Le Talmud regorge de récits prouvant à quel point les Sages d’Israël veillaient à ne pas enfreindre cet interdit gravissime. En voici un :
Mar Oukva avait dans son voisinage un pauvre à qui il avait coutume de glisser quatre zouz par la fente de la porte. Un jour, le voisin se dit : « Je veux aller voir qui me fait cette bonté. » Cette fois-là, la nuit surprit Mar Oukva au beth haMidrach. Sa femme était venue à sa rencontre. Or quand le pauvre vit que Mar Oukva s’éloignait de sa porte, il sortit derrière eux. Ils se mirent à courir et rentrèrent dans un four encore chaud. Comme les pieds de Mar Oukva brûlaient, sa femme lui dit : « Mets tes pieds sur les miens car mes pieds ne brûlent pas ». Comme Mar Oukva s’attrista du fait que la chaleur touchait ses pieds et pas ceux de sa femme, cette dernière lui dit : « Moi je côtoie des pauvres tous les jours et je leur prodigue plus de bonté que toi parce que je leur offre des aliments prêts à la consommation, tandis que toi, tu leur donnes des pièces. »
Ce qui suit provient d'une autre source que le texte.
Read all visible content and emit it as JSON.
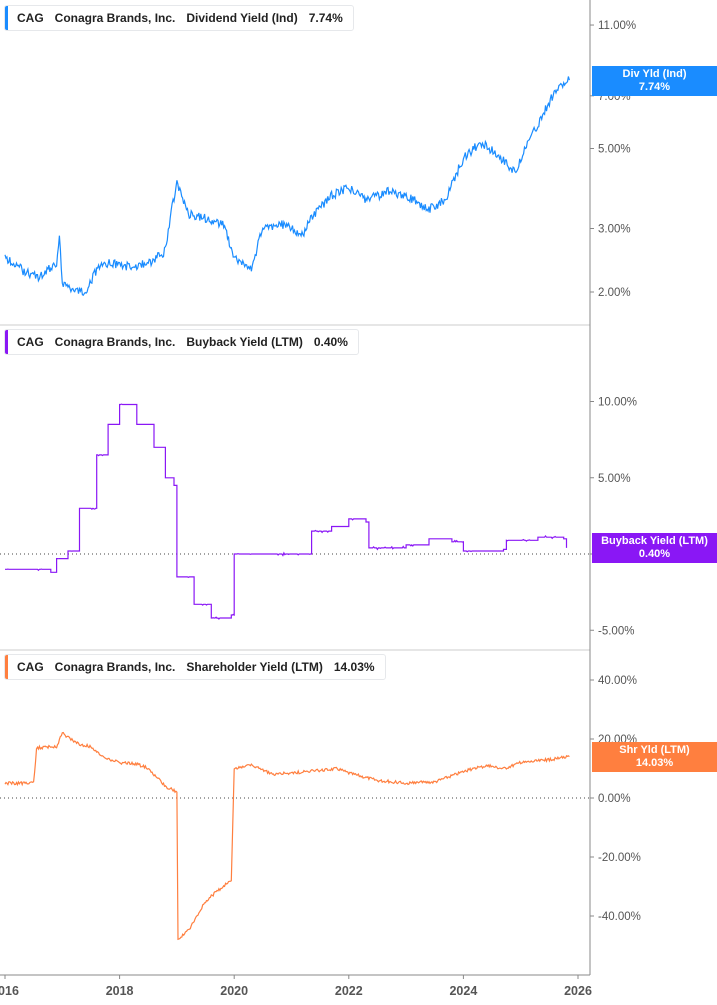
{
  "chart_data": [
    {
      "type": "line",
      "ticker": "CAG",
      "company": "Conagra Brands, Inc.",
      "metric": "Dividend Yield (Ind)",
      "value_label": "7.74%",
      "badge_title": "Div Yld (Ind)",
      "badge_value": "7.74%",
      "color": "#1a8cff",
      "scale": "log",
      "ylim": [
        1.7,
        12.5
      ],
      "yticks": [
        "11.00%",
        "7.00%",
        "5.00%",
        "3.00%",
        "2.00%"
      ],
      "ytick_values": [
        11,
        7,
        5,
        3,
        2
      ],
      "x": [
        2016.0,
        2016.3,
        2016.6,
        2016.9,
        2016.95,
        2017.0,
        2017.4,
        2017.6,
        2017.8,
        2018.2,
        2018.5,
        2018.8,
        2019.0,
        2019.2,
        2019.5,
        2019.8,
        2020.0,
        2020.3,
        2020.5,
        2020.8,
        2021.2,
        2021.4,
        2021.7,
        2022.0,
        2022.3,
        2022.7,
        2023.0,
        2023.4,
        2023.7,
        2024.0,
        2024.3,
        2024.6,
        2024.9,
        2025.1,
        2025.3,
        2025.6,
        2025.85
      ],
      "y": [
        2.5,
        2.3,
        2.2,
        2.4,
        2.9,
        2.1,
        2.0,
        2.3,
        2.4,
        2.35,
        2.4,
        2.6,
        4.0,
        3.3,
        3.2,
        3.1,
        2.5,
        2.3,
        3.0,
        3.1,
        2.9,
        3.3,
        3.7,
        3.9,
        3.6,
        3.8,
        3.7,
        3.4,
        3.6,
        4.7,
        5.2,
        4.8,
        4.3,
        5.1,
        5.8,
        7.2,
        7.74
      ]
    },
    {
      "type": "line",
      "ticker": "CAG",
      "company": "Conagra Brands, Inc.",
      "metric": "Buyback Yield (LTM)",
      "value_label": "0.40%",
      "badge_title": "Buyback Yield (LTM)",
      "badge_value": "0.40%",
      "color": "#8a17f5",
      "scale": "linear",
      "ylim": [
        -6,
        14
      ],
      "yticks": [
        "10.00%",
        "5.00%",
        "0.00%",
        "-5.00%"
      ],
      "ytick_values": [
        10,
        5,
        0,
        -5
      ],
      "x": [
        2016.0,
        2016.8,
        2016.9,
        2017.1,
        2017.3,
        2017.6,
        2017.8,
        2018.0,
        2018.3,
        2018.6,
        2018.8,
        2018.95,
        2019.0,
        2019.3,
        2019.6,
        2019.95,
        2020.0,
        2021.3,
        2021.35,
        2021.7,
        2022.0,
        2022.3,
        2022.35,
        2023.0,
        2023.4,
        2023.8,
        2024.0,
        2024.7,
        2024.75,
        2025.3,
        2025.75,
        2025.8
      ],
      "y": [
        -1.0,
        -1.2,
        -0.3,
        0.2,
        3.0,
        6.5,
        8.5,
        9.8,
        8.5,
        7.0,
        5.0,
        4.5,
        -1.5,
        -3.3,
        -4.2,
        -4.0,
        0,
        0,
        1.5,
        1.8,
        2.3,
        2.1,
        0.4,
        0.6,
        1.0,
        0.8,
        0.2,
        0.3,
        0.9,
        1.1,
        1.0,
        0.4
      ]
    },
    {
      "type": "line",
      "ticker": "CAG",
      "company": "Conagra Brands, Inc.",
      "metric": "Shareholder Yield (LTM)",
      "value_label": "14.03%",
      "badge_title": "Shr Yld (LTM)",
      "badge_value": "14.03%",
      "color": "#ff7f3f",
      "scale": "linear",
      "ylim": [
        -55,
        45
      ],
      "yticks": [
        "40.00%",
        "20.00%",
        "0.00%",
        "-20.00%",
        "-40.00%"
      ],
      "ytick_values": [
        40,
        20,
        0,
        -20,
        -40
      ],
      "x": [
        2016.0,
        2016.5,
        2016.55,
        2016.9,
        2017.0,
        2017.3,
        2017.5,
        2017.7,
        2018.0,
        2018.3,
        2018.5,
        2018.8,
        2019.0,
        2019.02,
        2019.2,
        2019.5,
        2019.8,
        2019.95,
        2020.0,
        2020.3,
        2020.7,
        2021.3,
        2021.8,
        2022.0,
        2022.5,
        2023.0,
        2023.5,
        2024.0,
        2024.4,
        2024.7,
        2025.0,
        2025.5,
        2025.85
      ],
      "y": [
        5,
        5,
        17,
        17.5,
        22,
        18,
        17.5,
        14,
        12,
        11.5,
        10,
        4,
        2,
        -48,
        -45,
        -35,
        -30,
        -28,
        10,
        11,
        8,
        9,
        10,
        8.5,
        6,
        5,
        5.5,
        9,
        11,
        10,
        12,
        13,
        14.03
      ]
    }
  ],
  "xaxis": {
    "ticks": [
      "2016",
      "2018",
      "2020",
      "2022",
      "2024",
      "2026"
    ],
    "tick_values": [
      2016,
      2018,
      2020,
      2022,
      2024,
      2026
    ]
  }
}
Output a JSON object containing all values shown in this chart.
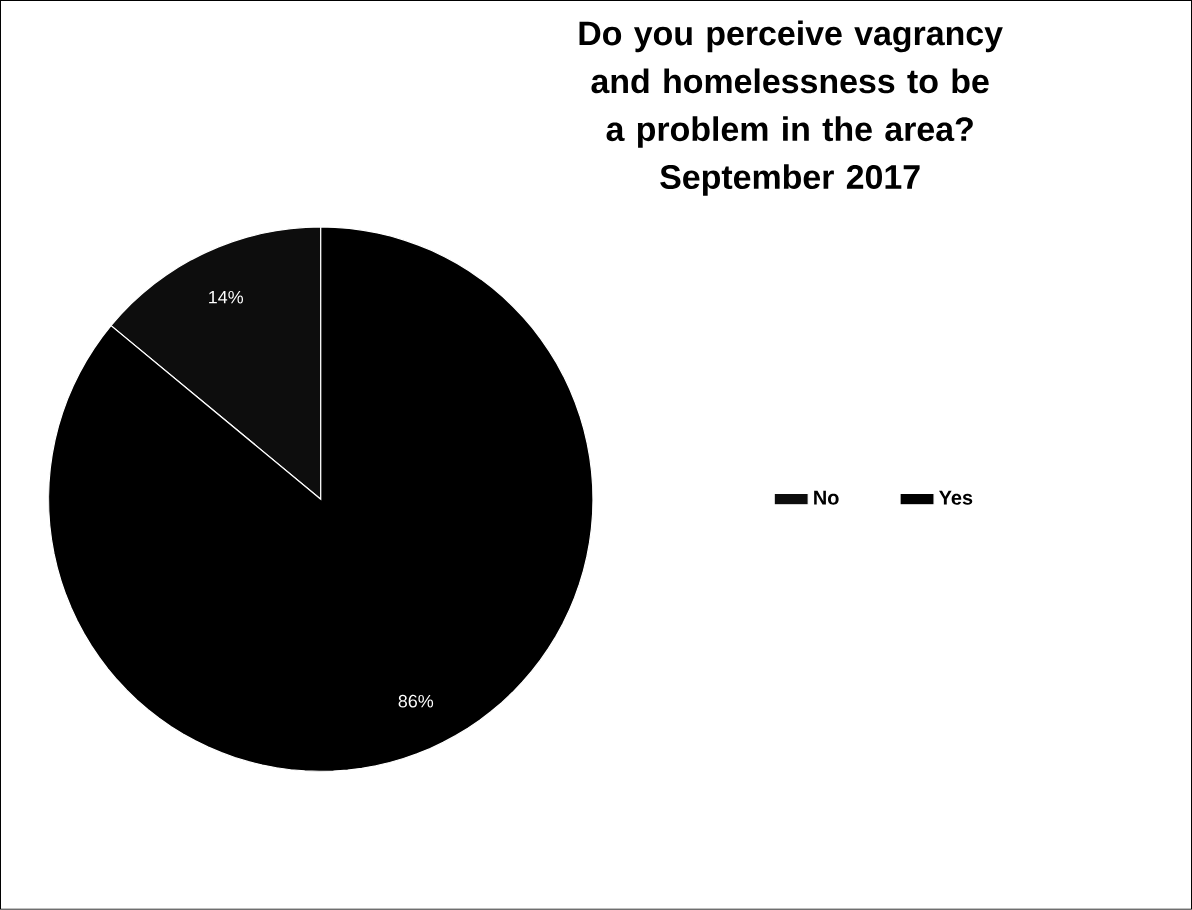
{
  "chart_data": {
    "type": "pie",
    "title": "Do you perceive vagrancy and homelessness to be a problem in the area?",
    "subtitle": "September 2017",
    "categories": [
      "No",
      "Yes"
    ],
    "values": [
      14,
      86
    ],
    "value_labels": [
      "14%",
      "86%"
    ],
    "colors": [
      "#0d0d0d",
      "#000000"
    ],
    "legend": "right"
  }
}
Rav ’Haïm de Sanz consacra toute sa vie à la pratique de la charité, et des milliers de pauvres et d’indigents eurent le mérite de bénéficier de son soutien généreux. Il se souciait également de marier les orphelins nécessiteux, leur procurant une dot et des vêtements. Un jour, alors qu’il échangeait des paroles de Torah avec son fils Rabbi Yé’hezkel de Chinov et l’un des Rabbanim d’une ville voisine, le maître d’école de Sanz fit irruption dans la pièce. Rav ’Haïm lui demanda la date du mariage de sa fille et ce dernier répondit qu’il l’ignorait encore, vu qu’il n’avait pas encore rassemblé les fonds nécessaires à l’achat d’un talith et d’un shtreimel pour le marié, comme le voulait la coutume.
Se tournant vers son père, Rav Yé’hezkel exprima son étonnement face à la réaction de l’enseignant puisque, quelques jours plus tôt, il l’avait vu acheter un talith et un chapeau de fourrure.
En entendant cela, l’enseignant éprouva une grande honte, et il quitta la maison sans dire mot. Rav ’Haïm tança vertement son fils pour avoir humilié publiquement cet homme et ajouta qu’il se pouvait fort bien qu’il n’eût pas encore payé son achat, ou que sa femme eût besoin d’une robe mais étant gêné de l’avouer, il avait prétexté l’achat des cadeaux du fiancé. En entendant ces reproches, Rav Yé’hezkel courut à la recherche du maître d’école pour obtenir son pardon. Mais l’homme l’assigna à un din Torah sous l’arbitrage de son illustre père. Les deux hommes se présentèrent devant Rav ’Haïm qui déclara à l’adresse du plaignant : « Ecoute mon conseil, n’accorde pas ton pardon à mon fils avant qu’il ne s’engage non seulement à financer lui-même l’achat du talith et du shtreimel, mais également à couvrir la totalité des frais du mariage »…
Rav Yé’hezkel se plia à la sentence et ce n’est qu’après cela qu’il obtint le pardon du maître d’école offensé (Torat Haparacha).